DND/CAF has launched the ‘All Systems Go’ challenge to industry which according to a government website is “seeking innovative solutions for fleet-wide, automated, proactive Health and Usage Monitoring Systems (HUMS) for military platforms. The goal is to support a movement to Condition-Based Maintenance (CBM), and ultimately, predictive maintenance, to optimize limited maintenance resources, and to increase the availability of operational platforms”.

While MetalSCAN and ChipCHECK are already key innovations towards achieving these targets, Gastops has obtained funding from the forward-looking Innovation for Defence Excellence and Security (IDEaS) program to push its latest revolutionary Oil Condition and Contamination Monitoring (OCCM) concept from Technology Readiness Level-3 to TRL-7.

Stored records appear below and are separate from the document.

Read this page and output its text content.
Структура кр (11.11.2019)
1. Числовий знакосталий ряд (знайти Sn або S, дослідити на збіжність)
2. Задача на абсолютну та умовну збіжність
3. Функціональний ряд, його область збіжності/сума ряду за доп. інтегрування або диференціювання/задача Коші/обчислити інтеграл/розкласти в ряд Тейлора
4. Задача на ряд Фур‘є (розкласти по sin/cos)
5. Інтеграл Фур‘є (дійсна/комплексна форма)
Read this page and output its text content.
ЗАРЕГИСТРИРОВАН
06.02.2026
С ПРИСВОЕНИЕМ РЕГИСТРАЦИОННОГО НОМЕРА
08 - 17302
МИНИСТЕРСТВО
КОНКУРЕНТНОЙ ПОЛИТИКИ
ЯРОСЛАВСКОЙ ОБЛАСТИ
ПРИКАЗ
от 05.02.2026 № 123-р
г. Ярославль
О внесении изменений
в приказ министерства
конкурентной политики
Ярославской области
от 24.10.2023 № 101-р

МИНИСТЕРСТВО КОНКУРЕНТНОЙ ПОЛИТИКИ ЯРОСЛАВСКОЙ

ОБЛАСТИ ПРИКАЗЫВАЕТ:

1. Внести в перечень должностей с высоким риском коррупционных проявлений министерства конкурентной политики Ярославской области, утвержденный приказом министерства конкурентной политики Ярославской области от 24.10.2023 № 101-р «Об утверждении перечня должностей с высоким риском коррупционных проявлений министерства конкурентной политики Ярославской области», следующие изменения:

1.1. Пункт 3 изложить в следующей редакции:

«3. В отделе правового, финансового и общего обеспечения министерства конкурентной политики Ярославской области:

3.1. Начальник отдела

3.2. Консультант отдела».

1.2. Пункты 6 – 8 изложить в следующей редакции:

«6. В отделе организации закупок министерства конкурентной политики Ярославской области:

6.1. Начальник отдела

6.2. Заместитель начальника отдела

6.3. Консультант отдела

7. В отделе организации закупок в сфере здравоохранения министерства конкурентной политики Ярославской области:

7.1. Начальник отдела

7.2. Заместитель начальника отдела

The rationale behind OCCM is simple – Abnormal equipment wear or failures usually occur due to lubrication issues. Checking oil condition usually involves a time-consuming process of sending samples off to a lab, again involving costs and potential downtime. Using fluorescence spectroscopy, the Gastops concept technology can quickly measure critical factors of degradation of anti-oxidants (additives), the presence of fuel dilution, and coolant/water contamination and can do so in real time and on-site.

“We understand the obstacles our clients face in terms of scarcity of maintenance resources and increasing levels of maintenance required to ensure mission readiness of assets, whether aircraft or ships. We think OCCM can be a game changer in terms of how things are maintained and promote availability of equipment while also reducing the burden on maintenance resources”Brennan told CDR.

The MetalSCAN product is about the size of a computer mouse


Brennan West says the firm is now working with partners on the OCCM technology to achieve TRL-9 and to create new form factors for MetalSCAN to enable even simpler installation. The company is eager to bring their aviation proven solutions to the naval marine and land vehicle space.

West says while continual improvements are being developed with MetalSCAN, ChipCHECK and OCCM, they are working on broadening their solution portfolio with partners under an ITB (Industrial and Technological Benefits) agreement on advanced engine diagnostics using Gas Turbine performance data.

Using data from aircraft engines for ‘near real time’ evaluation of the health of those engines help to identify work scopes required to restore engines to proper operation. Through creation of an accurate simulation of an engine, data from an actual engine operation is collected and compared to the simulation enabling identification of the degradation modes present in the engine and establish maintenance needs to rectify the issues that are present.

West also told CDR, “We’re developing and producing innovative equipment health management solutions. MetalSCAN, ChipCHECK, and OCCM all look at the oil wetted side of an engine, and the physics-based, data-informed modelling approach looks at the gas-path side of an engine. So not only can we evaluate the health and condition of oil wetted components, but we can also evaluate the health of components in the gas path; seal and blade tip clearances, surface coatings, flow path geometries isolate a given module within a gas turbine engine which is degrading performance and what maintenance is needed to rectify the issue”.

He notes that while this innovative technology is primarily developed with aerospace in mind, it can also be applied to marine and land gas turbine engines. West adds that it is an exciting time to be a part of the Gastops team, as the company’s solution portfolio grows, partnerships within the naval marine and land vehicle markets expand, and end users continue to recognize the material availability gains that can achieved through use of Gastops CBM technologies.